Paysage de la Selva alta : la vallée de Chanchamayo
L'une des plus riches et des plus exubérantes forêts de la Selva alta, étagée de 350 à 4200 m sur les versants de la vallée du Huallaga central, a été en grande partie sauvée par la création du Parque Nacional del Río Abiseo en 1983 - aujourd'hui classé sur la liste du Patrimoine mondial de l'UNESCO - occupant près de 275 000 ha dans une zone qui, par manque de voies de communication, est l'une des plus dépeuplé de la Montaña.
Malheureusement, cet ecosystème se voit fragilisé par la colonisation humaine et la déforestation y avance peu à peu, à un rythme peut-être moins soutenu qu'au Brésil, mais tout de même alarmant. Les terres fertiles de la Selva Alta sont devenues un véritable Eldorado pour le café, le thé, le cacao, sans parler de la coca qu'on y cultive depuis les temps préhispaniques. Depuis quelques années, la déforestation s'est accélérée pour libérer de vastes terrains réservés à l'élevage bovin, notamment dans les régions de Chachapoyas ou La Merced. Un autre péril est celui des forages pétroliers que le gouvernement péruvien tente d'accélerer dans les bassins du Marañon et du Huallaga, ainsi qu'à la frontière de l'Equateur, pays où ils avaient déjà provoqué un désastre écologique. Ces forages nécessitant des expropriations de communautés natives furent à l'origine des sanglants évènements de Bagua en juin 2009 (plusieurs dizaines de morts parmi les paysans et la police). Mais plus important encore est l'impact du gisement de gaz naturel de Camisea, situé dans le bassin du rio Ucayali et jugé vital pour l'indépendance énérgétique du Pérou : il a nécessité la construction de deux gazoducs longs de 580 et 680 km, provocant une énorme saignée de 25 m de large dans une portion de forêt correspondant au territoire ancestral des indiens Machiguenga, dans le département de Cuzco. En outre, le transport fluvial de matériel vers le site serait à l'origine de pollutions qui auraient, selon ces mêmes Indiens, fait disparaître 70 % de leur pêche traditionelle dans les eaux de l'Ucayali.

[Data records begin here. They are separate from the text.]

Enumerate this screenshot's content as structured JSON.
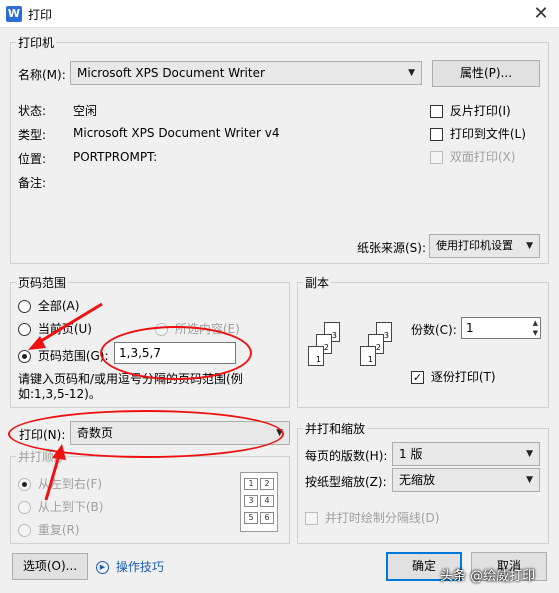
{
  "window": {
    "title": "打印",
    "app_icon": "W"
  },
  "printer": {
    "group_label": "打印机",
    "name_label": "名称(M):",
    "name_value": "Microsoft XPS Document Writer",
    "properties_btn": "属性(P)...",
    "status_label": "状态:",
    "status_value": "空闲",
    "type_label": "类型:",
    "type_value": "Microsoft XPS Document Writer v4",
    "location_label": "位置:",
    "location_value": "PORTPROMPT:",
    "comment_label": "备注:",
    "reverse_print": "反片打印(I)",
    "print_to_file": "打印到文件(L)",
    "duplex": "双面打印(X)",
    "paper_source_label": "纸张来源(S):",
    "paper_source_value": "使用打印机设置"
  },
  "page_range": {
    "group_label": "页码范围",
    "all": "全部(A)",
    "current": "当前页(U)",
    "selection": "所选内容(E)",
    "pages": "页码范围(G):",
    "pages_value": "1,3,5,7",
    "hint": "请键入页码和/或用逗号分隔的页码范围(例如:1,3,5-12)。"
  },
  "print_what": {
    "label": "打印(N):",
    "value": "奇数页"
  },
  "collate_order": {
    "group_label": "并打顺序",
    "left_to_right": "从左到右(F)",
    "top_to_bottom": "从上到下(B)",
    "repeat": "重复(R)",
    "preview_cells": [
      "1",
      "2",
      "3",
      "4",
      "5",
      "6"
    ]
  },
  "copies": {
    "group_label": "副本",
    "count_label": "份数(C):",
    "count_value": "1",
    "collate": "逐份打印(T)",
    "page_numbers": [
      "1",
      "2",
      "3"
    ]
  },
  "zoom": {
    "group_label": "并打和缩放",
    "pages_per_sheet_label": "每页的版数(H):",
    "pages_per_sheet_value": "1 版",
    "scale_label": "按纸型缩放(Z):",
    "scale_value": "无缩放",
    "draw_borders": "并打时绘制分隔线(D)"
  },
  "footer": {
    "options_btn": "选项(O)...",
    "tips_link": "操作技巧",
    "ok_btn": "确定",
    "cancel_btn": "取消",
    "watermark": "头条 @绘威打印"
  },
  "colors": {
    "accent": "#0078d7",
    "annotation_red": "#e11111"
  }
}
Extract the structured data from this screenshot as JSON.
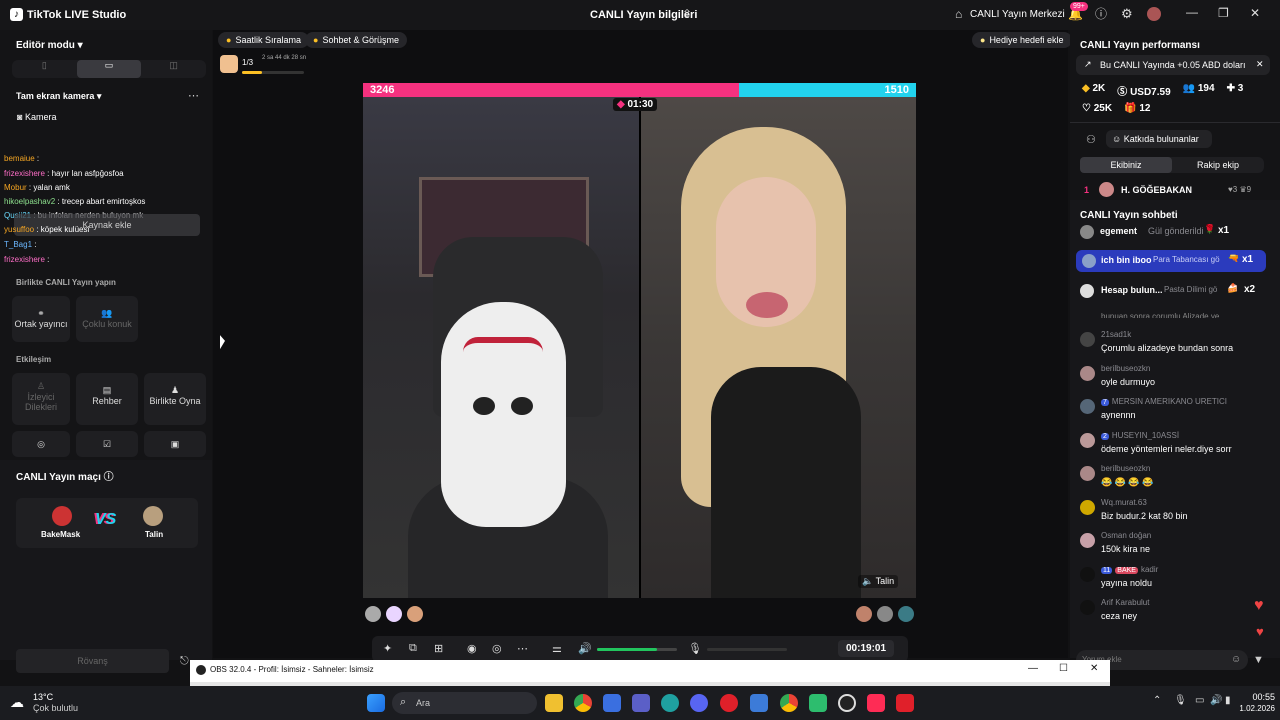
{
  "titlebar": {
    "app": "TikTok LIVE Studio",
    "center_title": "CANLI Yayın bilgileri",
    "center_link": "CANLI Yayın Merkezi",
    "notif_badge": "99+"
  },
  "left": {
    "editor_mode": "Editör modu",
    "camera_label": "Tam ekran kamera",
    "camera_item": "Kamera",
    "chat": [
      {
        "user": "bemaiue",
        "text": ""
      },
      {
        "user": "frizexishere",
        "text": "hayır lan asfpğosfoa"
      },
      {
        "user": "Mobur",
        "text": "yalan amk"
      },
      {
        "user": "hikoelpashav2",
        "text": "trecep abart emirtoşkos"
      },
      {
        "user": "Qusii21",
        "text": "bu infoları nerden buluyon mk"
      },
      {
        "user": "yusuffoo",
        "text": "köpek kulüesi"
      },
      {
        "user": "T_Bag1",
        "text": ""
      },
      {
        "user": "frizexishere",
        "text": ""
      }
    ],
    "add_source": "Kaynak ekle",
    "together_title": "Birlikte CANLI Yayın yapın",
    "cohost": "Ortak yayıncı",
    "multi_guest": "Çoklu konuk",
    "interaction_title": "Etkileşim",
    "viewer_wishes": "İzleyici Dilekleri",
    "guide": "Rehber",
    "play_together": "Birlikte Oyna",
    "match_title": "CANLI Yayın maçı",
    "player1": "BakeMask",
    "player2": "Talin",
    "vs": "VS",
    "rematch": "Rövanş"
  },
  "stage": {
    "hourly_rank": "Saatlik Sıralama",
    "chat_meet": "Sohbet & Görüşme",
    "gift_goal": "Hediye hedefi ekle",
    "goal_progress": "1/3",
    "goal_time": "2 sa 44 dk 28 sn",
    "score_left": "3246",
    "score_right": "1510",
    "timer": "01:30",
    "guest_name": "Talin",
    "elapsed": "00:19:01"
  },
  "right": {
    "perf_title": "CANLI Yayın performansı",
    "earnings_note": "Bu CANLI Yayında +0.05 ABD doları",
    "stats": {
      "likes": "2K",
      "usd": "USD7.59",
      "viewers": "194",
      "followers": "3",
      "hearts": "25K",
      "gifts": "12"
    },
    "contributors": "Katkıda bulunanlar",
    "tab_ours": "Ekibiniz",
    "tab_rival": "Rakip ekip",
    "top_rank": "1",
    "top_user": "H. GÖĞEBAKAN",
    "top_hearts": "3",
    "top_gifts": "9",
    "chat_title": "CANLI Yayın sohbeti",
    "gifts": [
      {
        "user": "egement",
        "action": "Gül gönderildi",
        "count": "x1"
      },
      {
        "user": "ich bin iboo",
        "action": "Para Tabancası gö",
        "count": "x1"
      },
      {
        "user": "Hesap bulun...",
        "action": "Pasta Dilimi gö",
        "count": "x2"
      }
    ],
    "partial_line": "bunuan sonra çorumlu Alizade ye",
    "comments": [
      {
        "user": "21sad1k",
        "badge": "",
        "text": "Çorumlu alizadeye bundan sonra"
      },
      {
        "user": "berilbuseozkn",
        "badge": "",
        "text": "oyle durmuyo"
      },
      {
        "user": "MERSIN AMERIKANO URETICI",
        "badge": "7",
        "text": "aynennn"
      },
      {
        "user": "HUSEYIN_10ASSİ",
        "badge": "2",
        "text": "ödeme yöntemleri neler.diye sorr"
      },
      {
        "user": "berilbuseozkn",
        "badge": "",
        "text": "😂 😂 😂 😂"
      },
      {
        "user": "Wq.murat.63",
        "badge": "",
        "text": "Biz budur.2 kat 80 bin"
      },
      {
        "user": "Osman doğan",
        "badge": "",
        "text": "150k kira ne"
      },
      {
        "user": "kadir",
        "badge": "11",
        "badge2": "BAKE",
        "text": "yayına noldu"
      },
      {
        "user": "Arif Karabulut",
        "badge": "",
        "text": "ceza ney"
      }
    ],
    "comment_placeholder": "Yorum ekle"
  },
  "obs": {
    "title": "OBS 32.0.4 - Profil: İsimsiz - Sahneler: İsimsiz"
  },
  "taskbar": {
    "temp": "13°C",
    "weather": "Çok bulutlu",
    "search": "Ara",
    "time": "00:55",
    "date": "1.02.2026"
  },
  "colors": {
    "pink": "#f5317f",
    "cyan": "#22d3ee",
    "green": "#22c55e"
  }
}
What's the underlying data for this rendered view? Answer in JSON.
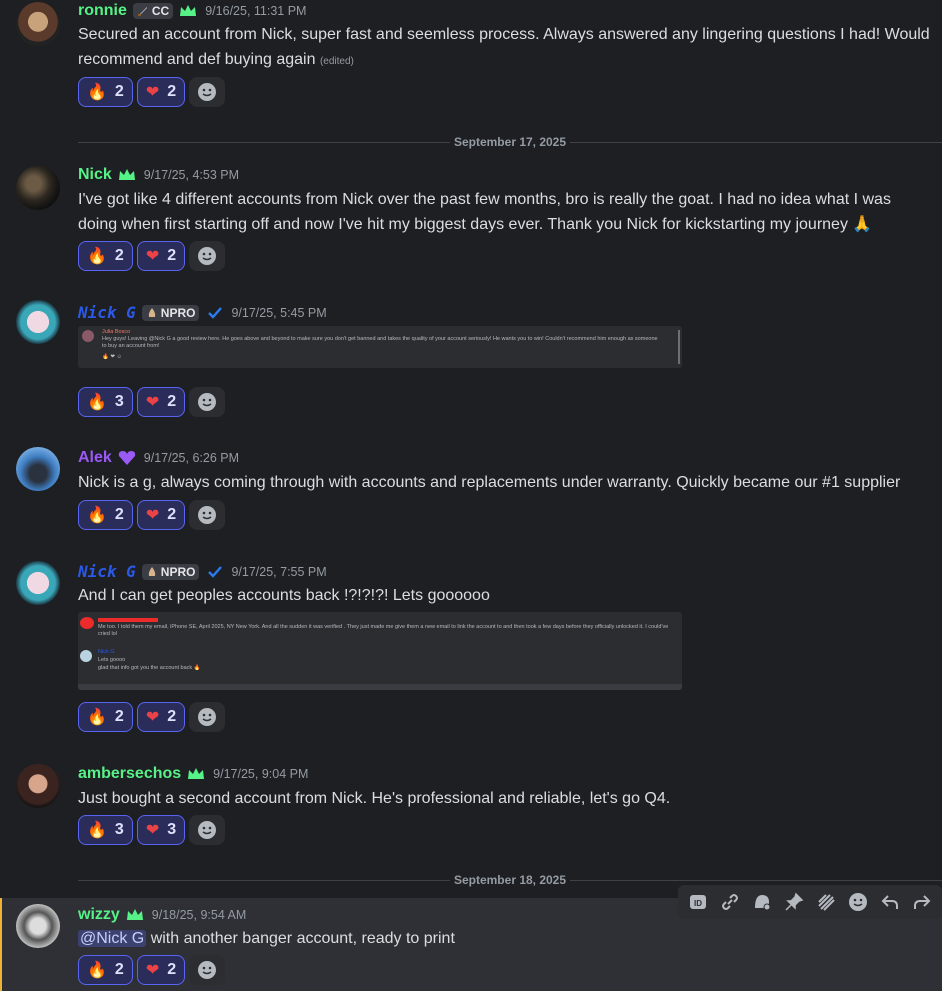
{
  "messages": [
    {
      "user": "ronnie",
      "badge": "CC",
      "time": "9/16/25, 11:31 PM",
      "text": "Secured an account from Nick, super fast and seemless process. Always answered any lingering questions I had! Would recommend and def buying again",
      "edited": "(edited)",
      "fire": "2",
      "heart": "2"
    },
    {
      "user": "Nick",
      "time": "9/17/25, 4:53 PM",
      "text": "I've got like 4 different accounts from Nick over the past few months, bro is really the goat. I had no idea what I was doing when first starting off and now I've hit my biggest days ever. Thank you Nick for kickstarting my journey 🙏",
      "fire": "2",
      "heart": "2"
    },
    {
      "user": "Nick G",
      "badge": "NPRO",
      "time": "9/17/25, 5:45 PM",
      "embed_user": "Julia Bosco",
      "embed_text": "Hey guys! Leaving @Nick G a good review here. He goes above and beyond to make sure you don't get banned and takes the quality of your account seriously! He wants you to win! Couldn't recommend him enough as someone to buy an account from!",
      "fire": "3",
      "heart": "2"
    },
    {
      "user": "Alek",
      "time": "9/17/25, 6:26 PM",
      "text": "Nick is a g, always coming through with accounts and replacements under warranty. Quickly became our #1 supplier",
      "fire": "2",
      "heart": "2"
    },
    {
      "user": "Nick G",
      "badge": "NPRO",
      "time": "9/17/25, 7:55 PM",
      "text": "And I can get peoples accounts back !?!?!?! Lets goooooo",
      "embed_text1": "Me too. I told them my email, iPhone SE, April 2025, NY New York. And all the sudden it was verified . They just made me give them a new email to link the account to and then took a few days before they officially unlocked it. I could've cried lol",
      "embed_user2": "Nick G",
      "embed_text2a": "Lets goooo",
      "embed_text2b": "glad that info got you the account back 🔥",
      "fire": "2",
      "heart": "2"
    },
    {
      "user": "ambersechos",
      "time": "9/17/25, 9:04 PM",
      "text": "Just bought a second account from Nick. He's professional and reliable, let's go Q4.",
      "fire": "3",
      "heart": "3"
    },
    {
      "user": "wizzy",
      "time": "9/18/25, 9:54 AM",
      "mention": "@Nick G",
      "text": " with another banger account, ready to print",
      "fire": "2",
      "heart": "2"
    }
  ],
  "dividers": [
    "September 17, 2025",
    "September 18, 2025"
  ],
  "colors": {
    "green_name": "#57f287",
    "blue_name": "#2b59e8",
    "purple_name": "#9b59f6",
    "accent": "#5865f2"
  },
  "toolbar_icons": [
    "app-id-icon",
    "link-icon",
    "thread-icon",
    "pin-icon",
    "lines-icon",
    "emoji-icon",
    "reply-icon",
    "forward-icon"
  ]
}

Le gazoduc de Camisea, pendant sa construction
Le bassin amazonien, ou Selva baja
Au dessous de la Selva Alta, et à partir d'une altitude inférieure à 800 m, la plaine amazonienne forme l'écorégion la plus étendue du pays (environ 750 000 km2). Son nom en quechua est Omagua : c'est l'ancien Antisuyo des Incas qui tentèrent d'y pénétrer, sans grands succès, pas plus que les conquérants Espagnols, d'ailleurs. Son climat tropical est marqué par des températures relativement constantes, avec des moyennes mensuelles comprises entre 24 et 26° (18° mini et 36° maxi). Son taux d'humidité est généralement supérieur à 75% et les précipitations très abondantes, avec des valeurs moyennes de 3810 mm. On sait que le volume annuel moyen de précipitations pour maintenir la forêt humide varie entre 1800 et 2000 mm. Si pendant quelques mois, on assiste à des précipitations inférieures à 100 mm, les effets du manque d'eau se font immédiatement sentir sur la végétation : apparaît alors un type de forêt équatoriale plus sèche qui voit l'appartion d'espèces végétales à feuilles caduques.
Les sols amazoniens sont assez hétérogènes, la plupart d'origine fluviale : couches de sédiments apportés des Andes depuis des millions d'années. On y trouve des sols argileux rouges et jaunes, peu fertiles, occupant généralement des terrasses anciennes, non inondables. qui représentent près de 50% de la surface de la Selva baja. Les sols jeunes ses retrouvent dans les secteurs mal drainés qui subissent des inondations annuelles ou demeurent dans l'état permanent de marais (pantanos).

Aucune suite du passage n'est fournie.